After the happy peak of 1990-1991, it feels sad to bring this little series crashing back down. The following graph shows the sum total of Nirvana originals appearing in set-lists for the final two and a half years of the band’s existence:
As pointed out the other week in a blog comment, there’s a rumour that I Hate Myself and I Want to Die was played in 1993 — I’ve stuck to the Nirvana Live Guide as it stood in December 2012 for the time being. It’s intriguing really to see the band revert to a pattern most similar to 1987 or 1988 where they weren’t playing many shows…But the reduction in workload also seems to have reduced the amount of new works being creating. There’s a idiom my mum uses sometimes “the less you have to do, the less you do,” that sometimes pressure helps get results.

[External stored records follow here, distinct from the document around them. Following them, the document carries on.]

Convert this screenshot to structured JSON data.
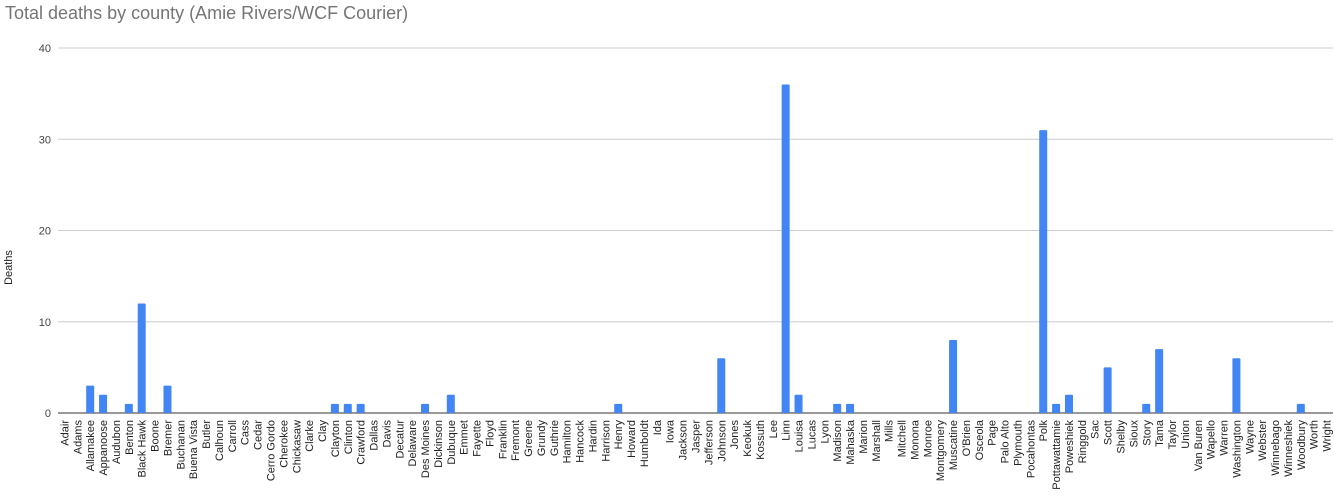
{
  "chart_data": {
    "type": "bar",
    "title": "Total deaths by county (Amie Rivers/WCF Courier)",
    "xlabel": "",
    "ylabel": "Deaths",
    "ylim": [
      0,
      40
    ],
    "yticks": [
      "0",
      "10",
      "20",
      "30",
      "40"
    ],
    "grid": true,
    "legend": "none",
    "bar_color": "#4285f4",
    "categories": [
      "Adair",
      "Adams",
      "Allamakee",
      "Appanoose",
      "Audubon",
      "Benton",
      "Black Hawk",
      "Boone",
      "Bremer",
      "Buchanan",
      "Buena Vista",
      "Butler",
      "Calhoun",
      "Carroll",
      "Cass",
      "Cedar",
      "Cerro Gordo",
      "Cherokee",
      "Chickasaw",
      "Clarke",
      "Clay",
      "Clayton",
      "Clinton",
      "Crawford",
      "Dallas",
      "Davis",
      "Decatur",
      "Delaware",
      "Des Moines",
      "Dickinson",
      "Dubuque",
      "Emmet",
      "Fayette",
      "Floyd",
      "Franklin",
      "Fremont",
      "Greene",
      "Grundy",
      "Guthrie",
      "Hamilton",
      "Hancock",
      "Hardin",
      "Harrison",
      "Henry",
      "Howard",
      "Humboldt",
      "Ida",
      "Iowa",
      "Jackson",
      "Jasper",
      "Jefferson",
      "Johnson",
      "Jones",
      "Keokuk",
      "Kossuth",
      "Lee",
      "Linn",
      "Louisa",
      "Lucas",
      "Lyon",
      "Madison",
      "Mahaska",
      "Marion",
      "Marshall",
      "Mills",
      "Mitchell",
      "Monona",
      "Monroe",
      "Montgomery",
      "Muscatine",
      "O'Brien",
      "Osceola",
      "Page",
      "Palo Alto",
      "Plymouth",
      "Pocahontas",
      "Polk",
      "Pottawattamie",
      "Poweshiek",
      "Ringgold",
      "Sac",
      "Scott",
      "Shelby",
      "Sioux",
      "Story",
      "Tama",
      "Taylor",
      "Union",
      "Van Buren",
      "Wapello",
      "Warren",
      "Washington",
      "Wayne",
      "Webster",
      "Winnebago",
      "Winneshiek",
      "Woodbury",
      "Worth",
      "Wright"
    ],
    "values": [
      0,
      0,
      3,
      2,
      0,
      1,
      12,
      0,
      3,
      0,
      0,
      0,
      0,
      0,
      0,
      0,
      0,
      0,
      0,
      0,
      0,
      1,
      1,
      1,
      0,
      0,
      0,
      0,
      1,
      0,
      2,
      0,
      0,
      0,
      0,
      0,
      0,
      0,
      0,
      0,
      0,
      0,
      0,
      1,
      0,
      0,
      0,
      0,
      0,
      0,
      0,
      6,
      0,
      0,
      0,
      0,
      36,
      2,
      0,
      0,
      1,
      1,
      0,
      0,
      0,
      0,
      0,
      0,
      0,
      8,
      0,
      0,
      0,
      0,
      0,
      0,
      31,
      1,
      2,
      0,
      0,
      5,
      0,
      0,
      1,
      7,
      0,
      0,
      0,
      0,
      0,
      6,
      0,
      0,
      0,
      0,
      1,
      0,
      0
    ]
  }
}
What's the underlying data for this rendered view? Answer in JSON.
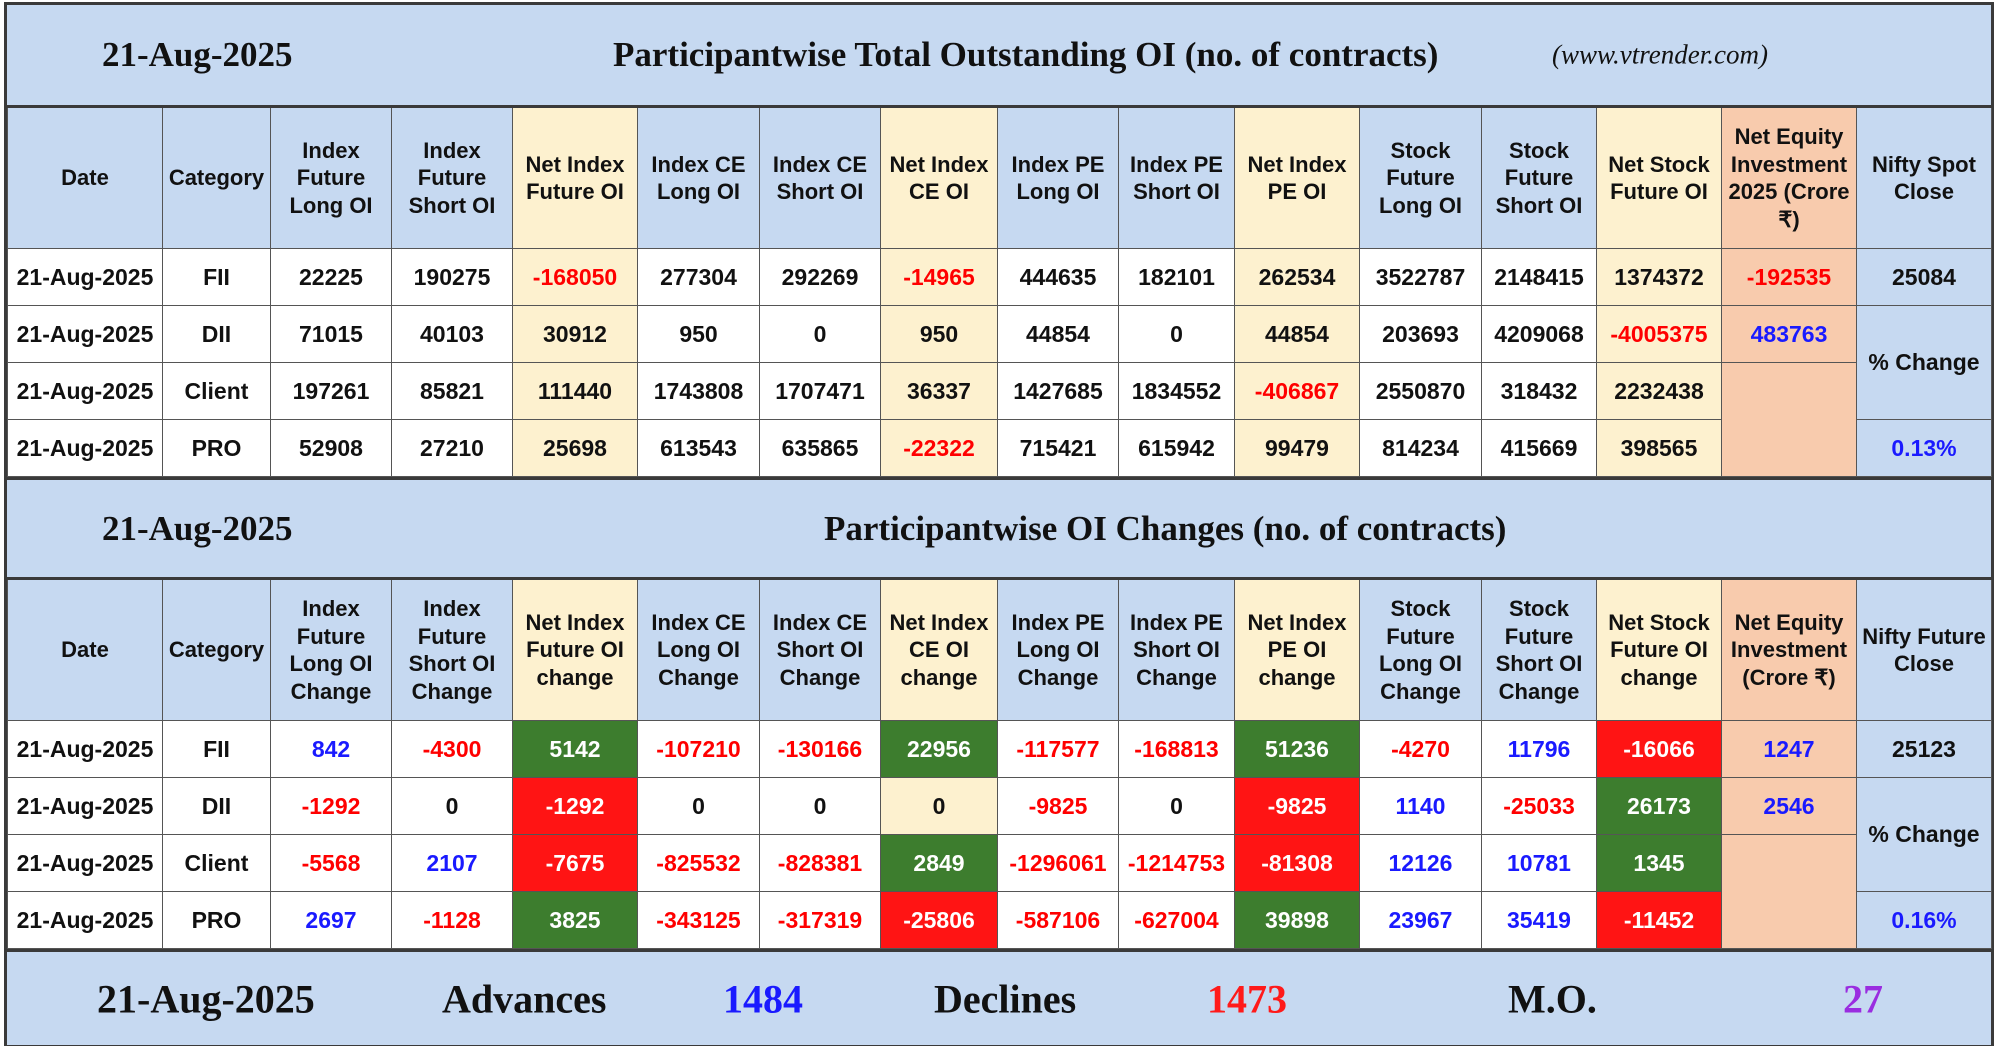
{
  "section1": {
    "date": "21-Aug-2025",
    "title": "Participantwise Total Outstanding OI (no. of contracts)",
    "website": "(www.vtrender.com)",
    "headers": [
      "Date",
      "Category",
      "Index Future Long OI",
      "Index Future Short OI",
      "Net Index Future OI",
      "Index CE Long OI",
      "Index CE Short OI",
      "Net Index CE OI",
      "Index PE Long OI",
      "Index PE Short OI",
      "Net Index PE OI",
      "Stock Future Long OI",
      "Stock Future Short OI",
      "Net Stock Future OI",
      "Net Equity Investment 2025 (Crore ₹)",
      "Nifty Spot Close"
    ],
    "rows": [
      {
        "date": "21-Aug-2025",
        "category": "FII",
        "values": [
          22225,
          190275,
          -168050,
          277304,
          292269,
          -14965,
          444635,
          182101,
          262534,
          3522787,
          2148415,
          1374372
        ]
      },
      {
        "date": "21-Aug-2025",
        "category": "DII",
        "values": [
          71015,
          40103,
          30912,
          950,
          0,
          950,
          44854,
          0,
          44854,
          203693,
          4209068,
          -4005375
        ]
      },
      {
        "date": "21-Aug-2025",
        "category": "Client",
        "values": [
          197261,
          85821,
          111440,
          1743808,
          1707471,
          36337,
          1427685,
          1834552,
          -406867,
          2550870,
          318432,
          2232438
        ]
      },
      {
        "date": "21-Aug-2025",
        "category": "PRO",
        "values": [
          52908,
          27210,
          25698,
          613543,
          635865,
          -22322,
          715421,
          615942,
          99479,
          814234,
          415669,
          398565
        ]
      }
    ],
    "equity": [
      -192535,
      483763
    ],
    "nifty_close": 25084,
    "change_label": "% Change",
    "change": "0.13%"
  },
  "section2": {
    "date": "21-Aug-2025",
    "title": "Participantwise OI Changes (no. of contracts)",
    "headers": [
      "Date",
      "Category",
      "Index Future Long OI Change",
      "Index Future Short OI Change",
      "Net Index Future OI change",
      "Index CE Long OI Change",
      "Index CE Short OI Change",
      "Net Index CE OI change",
      "Index PE Long OI Change",
      "Index PE Short OI Change",
      "Net Index PE OI change",
      "Stock Future Long OI Change",
      "Stock Future Short OI Change",
      "Net Stock Future OI change",
      "Net Equity Investment (Crore ₹)",
      "Nifty Future Close"
    ],
    "rows": [
      {
        "date": "21-Aug-2025",
        "category": "FII",
        "values": [
          842,
          -4300,
          5142,
          -107210,
          -130166,
          22956,
          -117577,
          -168813,
          51236,
          -4270,
          11796,
          -16066
        ]
      },
      {
        "date": "21-Aug-2025",
        "category": "DII",
        "values": [
          -1292,
          0,
          -1292,
          0,
          0,
          0,
          -9825,
          0,
          -9825,
          1140,
          -25033,
          26173
        ]
      },
      {
        "date": "21-Aug-2025",
        "category": "Client",
        "values": [
          -5568,
          2107,
          -7675,
          -825532,
          -828381,
          2849,
          -1296061,
          -1214753,
          -81308,
          12126,
          10781,
          1345
        ]
      },
      {
        "date": "21-Aug-2025",
        "category": "PRO",
        "values": [
          2697,
          -1128,
          3825,
          -343125,
          -317319,
          -25806,
          -587106,
          -627004,
          39898,
          23967,
          35419,
          -11452
        ]
      }
    ],
    "equity": [
      1247,
      2546
    ],
    "nifty_close": 25123,
    "change_label": "% Change",
    "change": "0.16%"
  },
  "footer": {
    "date": "21-Aug-2025",
    "advances_label": "Advances",
    "advances": 1484,
    "declines_label": "Declines",
    "declines": 1473,
    "mo_label": "M.O.",
    "mo": 27
  }
}
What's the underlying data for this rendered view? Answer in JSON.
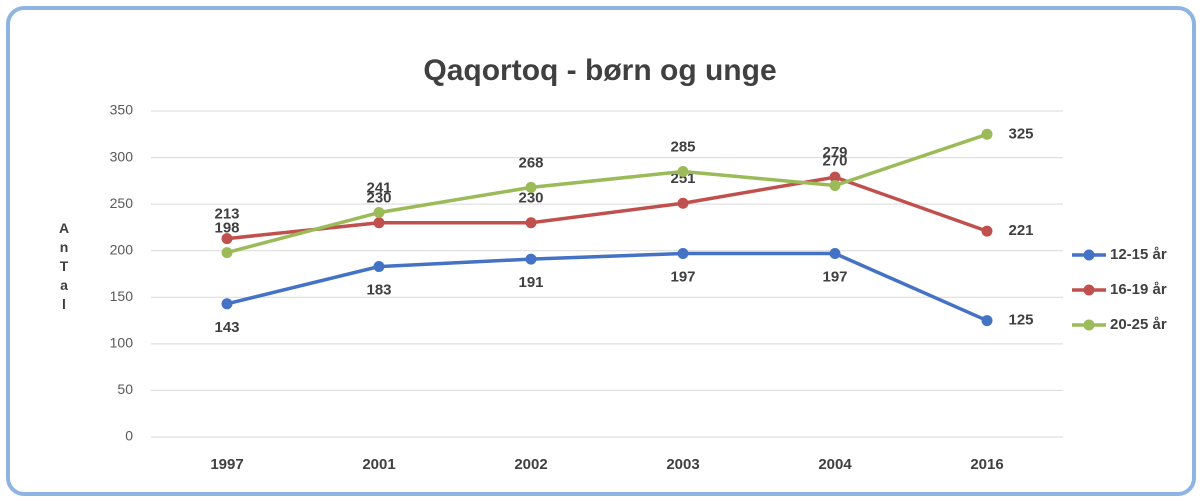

Nirvana’s live shows derail the pattern of 1989-1991. 1992 gives the impression of a rabbit in headlights, too scared to move in any direction for fear of what might happen:
The work rate of 1989-1991 required a band that were practising solidly, working up new covers and so used to playing together night-after-night that they could readily lock into each new selection seamlessly. The band could still pull out a solid cover if they’d practiced (Seasons in the Sun, The Money Will Roll Right In, The Man Who Sold the World) but most of these covers are bare skin n’ bone. The January 1993 deluge in Sao Paolo was the result of Kurt barely being willing to play; the band had to swap instruments, Kurt on drums, and plod through covers just to fill their contractually obliged stage time with Krist lobbing his bass at Kurt and storming off in sheer frustration at one point.
While 1989, 1990 and 1991 were so busy each year required its own screen shot, the full summary of 1992-1994 is as follows:
Each year from 1989-1991 the band had been knocking out twelve new original Nirvana songs a year on stage, in 1992, they manage one, in 1993 they rocket up to eight…Then nothing. 1992 is a write-off, 1993 relies on cover songs to maintain the stepped momentum, 1994…
No words.
Another way of looking at it is to examine how many new songs or covers Nirvana knocked out in how many shows:
Of course 1987 is irrelevant given how skewed it is by their first performance (all new!), also 1988 suffers from the extensive gaps in the set-list record. The pattern across the succeeding years are fairly solid, however, Nirvana were cranking out a new song ever two/three shows 1989-1991, even the large number of set-lists available for the extensive touring in 1991 can’t substantially dilute the result — this was one hard-working band. It does make 1993 look like a resurgence, heck, Nirvana are pulling fresh originals on stage at the same rate as they do in 1991, roughly one new song for every five shows. The cover number is buoyed up to a ridiculous level by Sao Paolo and MTV Unplugged in 1993. In fact, removing those two shows, each a special circumstance, from the equation and just looking at their ordinary gigs would bring the stat down to 0.14, a fresh cover appearance every ten shows or so, the same as 1992, the same as 1994.
As usual, it all depends how you look at things, how you want to see things…What the hey. It’s fun to play with the point of view.